The fact that the earliest central memory cells are distinguished by their chemokine receptors suggests that the receptor expression itself may be important for the organization of responses and the further differentiation of these T cells within the lymphoid organs. CXCL9, like other CXCR3 ligands, is induced by IFN-γ and is expressed by macrophages and dendritic cells in human tonsils (12). CCL22 is induced by IL-4 (and inhibited by IFN-γ) and is expressed by dendritic cells in T cell regions of mouse lymph nodes (26). Here, we have shown that CXCL9 and CCL22 are expressed by separated although often adjacent clusters of cells within the T cell zones of the tonsil. Early CXCL9/CXCR3-mediated recruitment of Th1 cells or CCL22/CCR4-mediated recruitment of Th2 cells to sites of production of IFN-γ or IL-4, respectively, would be expected to help in establishing polarized microenvironments that could be used to enhance the formation of the appropriate effector (and memory) cells. Many immune responses are mixed type 1 and type 2, a finding that would seem problematic, given the mutual negative crossregulation of Th1 and Th2 cell differentiation. The use of chemokines that are selectively induced by the major regulatory cytokines to create segregated type 1 and type 2 microdomains for the aggregation, activation, and differentiation of CD4+ T cells represents one possible solution.
Supplementary Material
Acknowledgments
We thank Joanne Yu for conjugating antibodies, Calman Prussin and Barbara Foster for advice on intracellular staining, Barbara Knollmann-Ritschel for help in obtaining tonsil tissue, Carol Henry for cell sorting, Booki Min and William E. Paul for allowing us to refer to their unpublished results, and Nancy M. Hardy and Robert A. Seder for critical reading of the manuscript.
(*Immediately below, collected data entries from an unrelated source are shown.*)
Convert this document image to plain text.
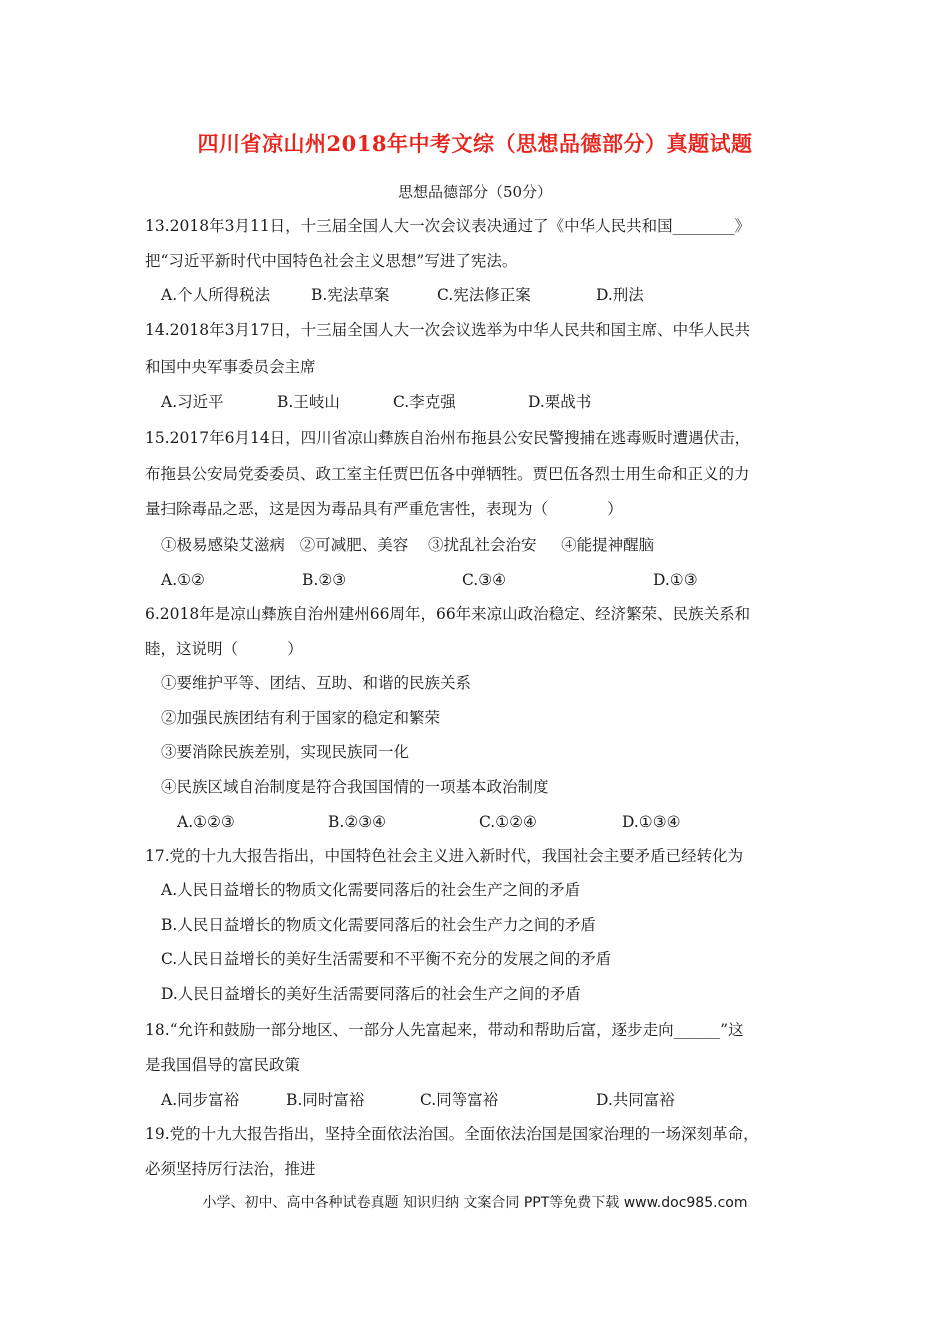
四川省凉山州2018年中考文综（思想品德部分）真题试题
思想品德部分（50分）
13.2018年3月11日，十三届全国人大一次会议表决通过了《中华人民共和国________》
把“习近平新时代中国特色社会主义思想”写进了宪法。
A.个人所得税法	B.宪法草案	C.宪法修正案	D.刑法
14.2018年3月17日，十三届全国人大一次会议选举为中华人民共和国主席、中华人民共
和国中央军事委员会主席
A.习近平	B.王岐山	C.李克强	D.栗战书
15.2017年6月14日，四川省凉山彝族自治州布拖县公安民警搜捕在逃毒贩时遭遇伏击，
布拖县公安局党委委员、政工室主任贾巴伍各中弹牺牲。贾巴伍各烈士用生命和正义的力
量扫除毒品之恶，这是因为毒品具有严重危害性，表现为（            ）
①极易感染艾滋病   ②可减肥、美容    ③扰乱社会治安     ④能提神醒脑
A.①②	B.②③	C.③④	D.①③
6.2018年是凉山彝族自治州建州66周年，66年来凉山政治稳定、经济繁荣、民族关系和
睦，这说明（          ）
①要维护平等、团结、互助、和谐的民族关系
②加强民族团结有利于国家的稳定和繁荣
③要消除民族差别，实现民族同一化
④民族区域自治制度是符合我国国情的一项基本政治制度
A.①②③	B.②③④	C.①②④	D.①③④
17.党的十九大报告指出，中国特色社会主义进入新时代，我国社会主要矛盾已经转化为
A.人民日益增长的物质文化需要同落后的社会生产之间的矛盾
B.人民日益增长的物质文化需要同落后的社会生产力之间的矛盾
C.人民日益增长的美好生活需要和不平衡不充分的发展之间的矛盾
D.人民日益增长的美好生活需要同落后的社会生产之间的矛盾
18.“允许和鼓励一部分地区、一部分人先富起来，带动和帮助后富，逐步走向______”这
是我国倡导的富民政策
A.同步富裕	B.同时富裕	C.同等富裕	D.共同富裕
19.党的十九大报告指出，坚持全面依法治国。全面依法治国是国家治理的一场深刻革命，
必须坚持厉行法治，推进
小学、初中、高中各种试卷真题 知识归纳 文案合同 PPT等免费下载 www.doc985.com
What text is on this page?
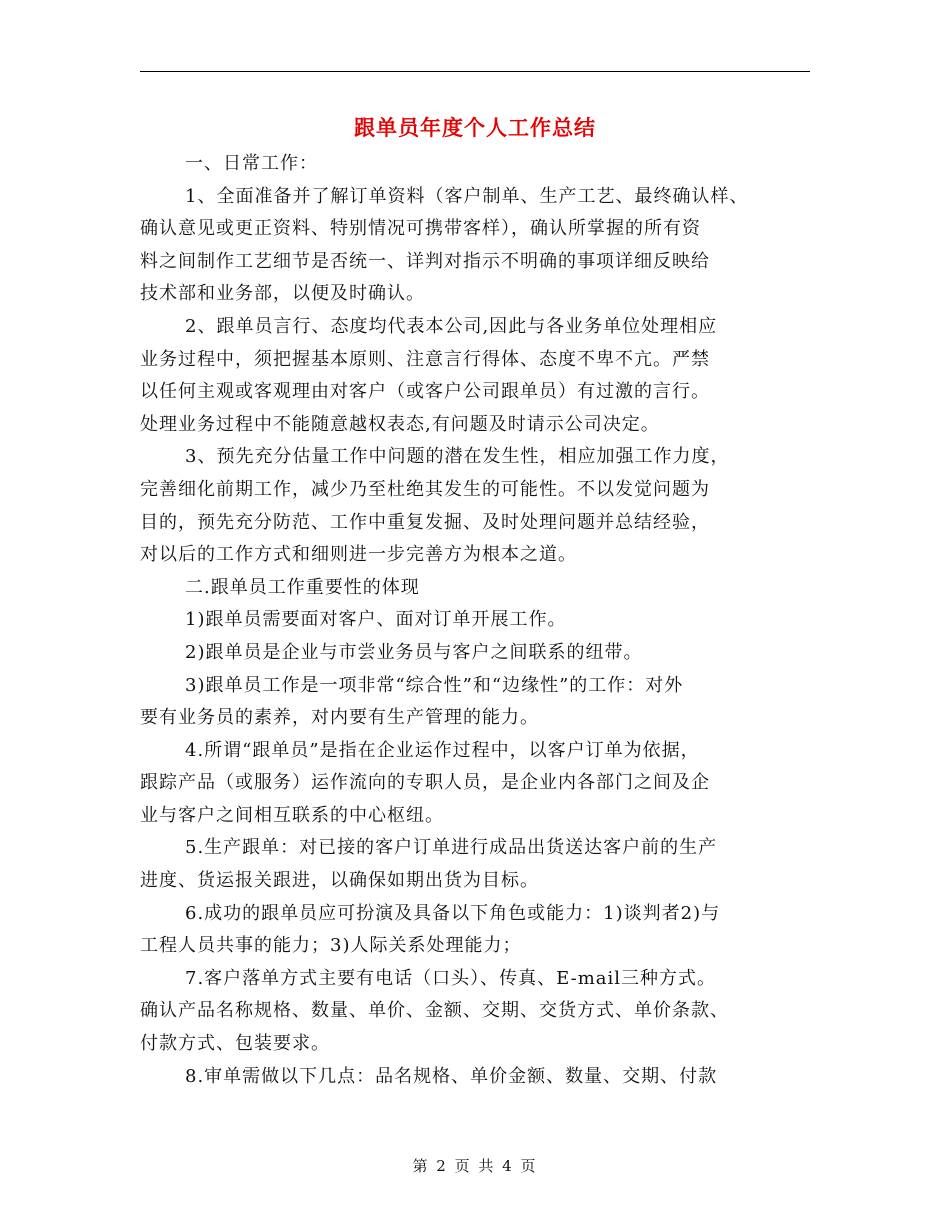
跟单员年度个人工作总结
一、日常工作：
1、全面准备并了解订单资料（客户制单、生产工艺、最终确认样、
确认意见或更正资料、特别情况可携带客样），确认所掌握的所有资
料之间制作工艺细节是否统一、详判对指示不明确的事项详细反映给
技术部和业务部，以便及时确认。
2、跟单员言行、态度均代表本公司,因此与各业务单位处理相应
业务过程中，须把握基本原则、注意言行得体、态度不卑不亢。严禁
以任何主观或客观理由对客户（或客户公司跟单员）有过激的言行。
处理业务过程中不能随意越权表态,有问题及时请示公司决定。
3、预先充分估量工作中问题的潜在发生性，相应加强工作力度，
完善细化前期工作，减少乃至杜绝其发生的可能性。不以发觉问题为
目的，预先充分防范、工作中重复发掘、及时处理问题并总结经验，
对以后的工作方式和细则进一步完善方为根本之道。
二.跟单员工作重要性的体现
1)跟单员需要面对客户、面对订单开展工作。
2)跟单员是企业与市尝业务员与客户之间联系的纽带。
3)跟单员工作是一项非常“综合性”和“边缘性”的工作：对外
要有业务员的素养，对内要有生产管理的能力。
4.所谓“跟单员”是指在企业运作过程中，以客户订单为依据，
跟踪产品（或服务）运作流向的专职人员，是企业内各部门之间及企
业与客户之间相互联系的中心枢纽。
5.生产跟单：对已接的客户订单进行成品出货送达客户前的生产
进度、货运报关跟进，以确保如期出货为目标。
6.成功的跟单员应可扮演及具备以下角色或能力：1)谈判者2)与
工程人员共事的能力；3)人际关系处理能力；
7.客户落单方式主要有电话（口头）、传真、E-mail三种方式。
确认产品名称规格、数量、单价、金额、交期、交货方式、单价条款、
付款方式、包装要求。
8.审单需做以下几点：品名规格、单价金额、数量、交期、付款
第 2 页 共 4 页
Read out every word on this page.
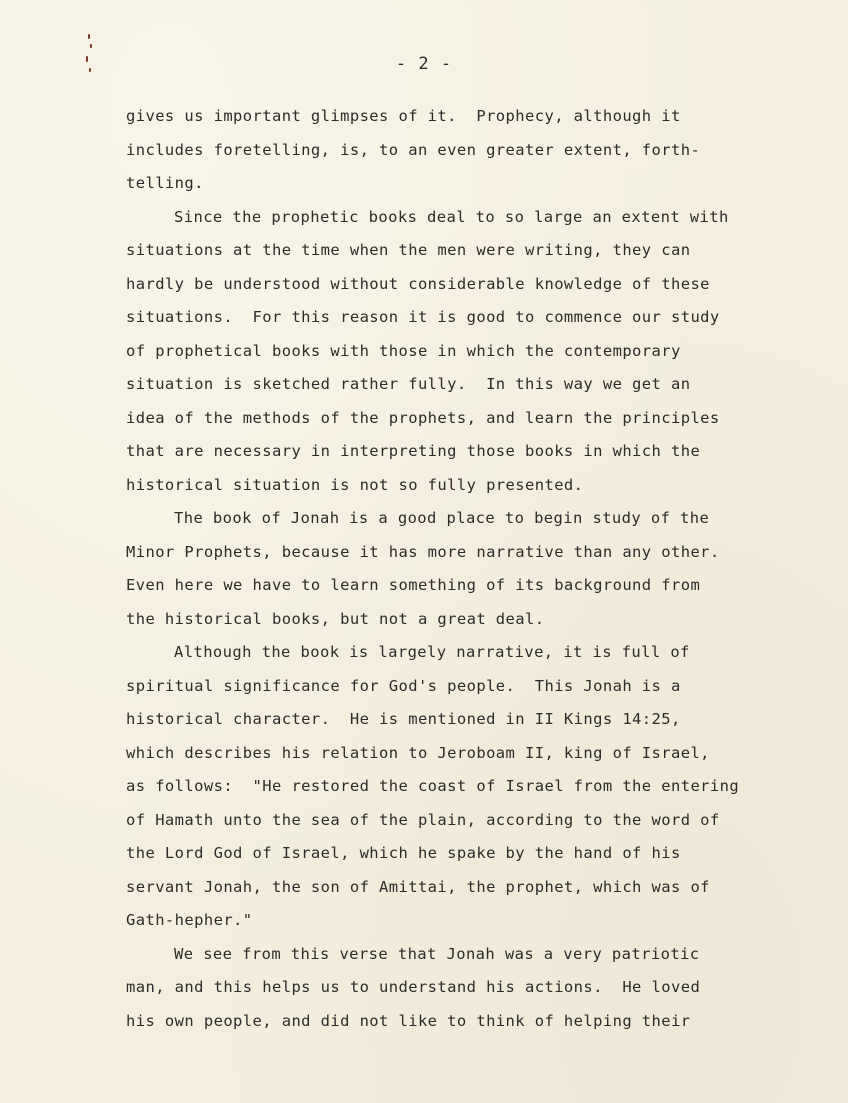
- 2 -

gives us important glimpses of it.  Prophecy, although it
includes foretelling, is, to an even greater extent, forth-
telling.

Since the prophetic books deal to so large an extent with
situations at the time when the men were writing, they can
hardly be understood without considerable knowledge of these
situations.  For this reason it is good to commence our study
of prophetical books with those in which the contemporary
situation is sketched rather fully.  In this way we get an
idea of the methods of the prophets, and learn the principles
that are necessary in interpreting those books in which the
historical situation is not so fully presented.

The book of Jonah is a good place to begin study of the
Minor Prophets, because it has more narrative than any other.
Even here we have to learn something of its background from
the historical books, but not a great deal.

Although the book is largely narrative, it is full of
spiritual significance for God's people.  This Jonah is a
historical character.  He is mentioned in II Kings 14:25,
which describes his relation to Jeroboam II, king of Israel,
as follows:  "He restored the coast of Israel from the entering
of Hamath unto the sea of the plain, according to the word of
the Lord God of Israel, which he spake by the hand of his
servant Jonah, the son of Amittai, the prophet, which was of
Gath-hepher."

We see from this verse that Jonah was a very patriotic
man, and this helps us to understand his actions.  He loved
his own people, and did not like to think of helping their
The work was supported by intramural funds from the National Institute of Allergy and Infectious Diseases.
Author contributions: K.S., R.L.R., D.C.D., M.R., and J.M.F. designed research; K.S., R.L.R., B.J.H., S.C.D.R., S.P.P., H.H.Z., J.F.F., J.S.R., J.L., and J.J.M. performed research; K.S., R.L.R., D.C.D., M.R., and J.M.F. analyzed data; and J.M.F. wrote the paper.
This paper was submitted directly (Track II) to the PNAS office.
Abbreviations: APC, allophycocyanin; NR+, naïve receptor+ T cells expressing CCR4 or CXCR3 but having an otherwise naïve surface phenotype; PBMCs, peripheral blood mononuclear cells; PE, phycoerythrin; PMA, phorbol myristate acetate; TCM, central memory T cell; TEM, effector memory T cell; TCR, T cell receptor; TREC, TCR rearrangement excision circle.